Glynis turned back to him. "I couldn't be absolutely certain, Cullen. Two things had led me to the killer's identity. But they would never have produced a guilty verdict. At least I didn't think so. I still don't. I intended to tell you this yesterday, after Bronwen and I found the rifles. By then I was fairly sure I knew who killed Brant because I knew why he was killed. But you were involved in transporting the contraband, and I thought one or two days more wouldn't matter. Perhaps I was wrong—" she gestured at the newspaper "—but I don't believe so. It likely would have ended much the same way."
"Except that two more men are dead," Cullen said. "No, make that three."
"And how many Union soldiers would have died from the Enfield rifles those two gunrunners in the South were procuring? That was the fatal spark that set off this tragedy. "
"First tell me why you didn't you believe Mrs. Brant's confession?"
"Several reasons. First, the bruise on Roland Brant's temple was on the left side of his head. Cullen, I'm right-handed; so if I were to face you and strike you w
ith a heavy object—intending to kill you with one blow—which side of your head would take that blow?"
Cullen paused before saying, "The left side. So? Helga Brant was right-handed, wasn't she?"
"I observed her enough to think she was, yes. Most people are. Significantly, though," she added, "Erich Brant is left-handed."
"But Helga Brant might not have been facing her husband."
"True enough. But that rose paperweight's globe is slippery and unwieldy. I know because I picked it up myself and nearly dropped it. Helga Brant's hands are palsied—you must have seen the tremors. When she held the paperweight last night, she couldn’t keep her hand level. I just did not believe her capable of the necessary strength or the needed dexterity. So I also didn't believe Helga Brant capable of such astonishing accuracy. That was the telling flaw in her story. Accuracy was also the reason, after I heard Neva's account of the autopsy, why I suspected someone else entirely. Someone we hadn't looked at too closely."
"You've lost me," Cullen said. "Accuracy told you who killed Brant?"
"Cullen, that single blow to Brant's temple was done by someone who knew precisely where to aim it.

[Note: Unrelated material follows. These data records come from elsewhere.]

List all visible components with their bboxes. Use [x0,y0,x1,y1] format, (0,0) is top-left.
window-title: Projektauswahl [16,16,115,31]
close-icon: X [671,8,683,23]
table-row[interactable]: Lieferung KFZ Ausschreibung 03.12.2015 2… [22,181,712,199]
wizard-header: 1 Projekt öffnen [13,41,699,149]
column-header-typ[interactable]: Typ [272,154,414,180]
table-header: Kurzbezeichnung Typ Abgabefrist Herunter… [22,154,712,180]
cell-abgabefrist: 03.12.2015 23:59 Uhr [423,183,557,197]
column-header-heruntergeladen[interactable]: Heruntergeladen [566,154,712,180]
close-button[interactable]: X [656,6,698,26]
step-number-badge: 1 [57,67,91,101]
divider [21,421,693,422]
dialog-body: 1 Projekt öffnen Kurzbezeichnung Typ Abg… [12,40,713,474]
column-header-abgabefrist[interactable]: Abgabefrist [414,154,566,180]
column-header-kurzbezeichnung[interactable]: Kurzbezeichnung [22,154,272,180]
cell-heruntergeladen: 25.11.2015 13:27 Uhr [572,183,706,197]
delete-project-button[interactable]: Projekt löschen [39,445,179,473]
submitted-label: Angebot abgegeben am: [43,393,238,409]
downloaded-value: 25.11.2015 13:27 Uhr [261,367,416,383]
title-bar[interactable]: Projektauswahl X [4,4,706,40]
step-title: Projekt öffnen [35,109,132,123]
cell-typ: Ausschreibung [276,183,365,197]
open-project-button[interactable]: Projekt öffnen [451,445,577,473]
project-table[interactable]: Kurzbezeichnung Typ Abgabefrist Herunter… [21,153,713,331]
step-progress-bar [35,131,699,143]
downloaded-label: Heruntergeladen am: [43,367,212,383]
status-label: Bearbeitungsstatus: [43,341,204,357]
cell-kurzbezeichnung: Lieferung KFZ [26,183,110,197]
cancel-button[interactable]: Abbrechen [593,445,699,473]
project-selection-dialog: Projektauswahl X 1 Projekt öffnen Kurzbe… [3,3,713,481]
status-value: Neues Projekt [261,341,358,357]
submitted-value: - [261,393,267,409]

How to make a lethal strike that would hardly be noticed, which could be explained away as a bruise that happened in a struggle—particularly since he was found with a knife in his chest. But the knife wasn't what killed him."
Glynis paused, seeing by Cullen's expression that he didn't quite yet grasp the implication.
"Remember the biblical David and Goliath? " she said. "The giant warrior felled by a small pebble from a boy's slingshot? A far-fetched tale, even for a parable, unless you believe that David and his pebble were guided by the Lord. And for all we know, this killer could have been guided, too. But the deadly accuracy of that one blow to Roland Brant's head offered another explanation."
Cullen's eyes suddenly widened and now, obviously following her, he said, "Yes. And when I think about it, so did the knife in Brant's heart."
"Exactly. I doubt many people could make a single, clean knife thrust guaranteed to go, as Neva said, directly into the heart. But there is definitely one person who could do it. Someone who had studied anatomy. Who had attended medical school."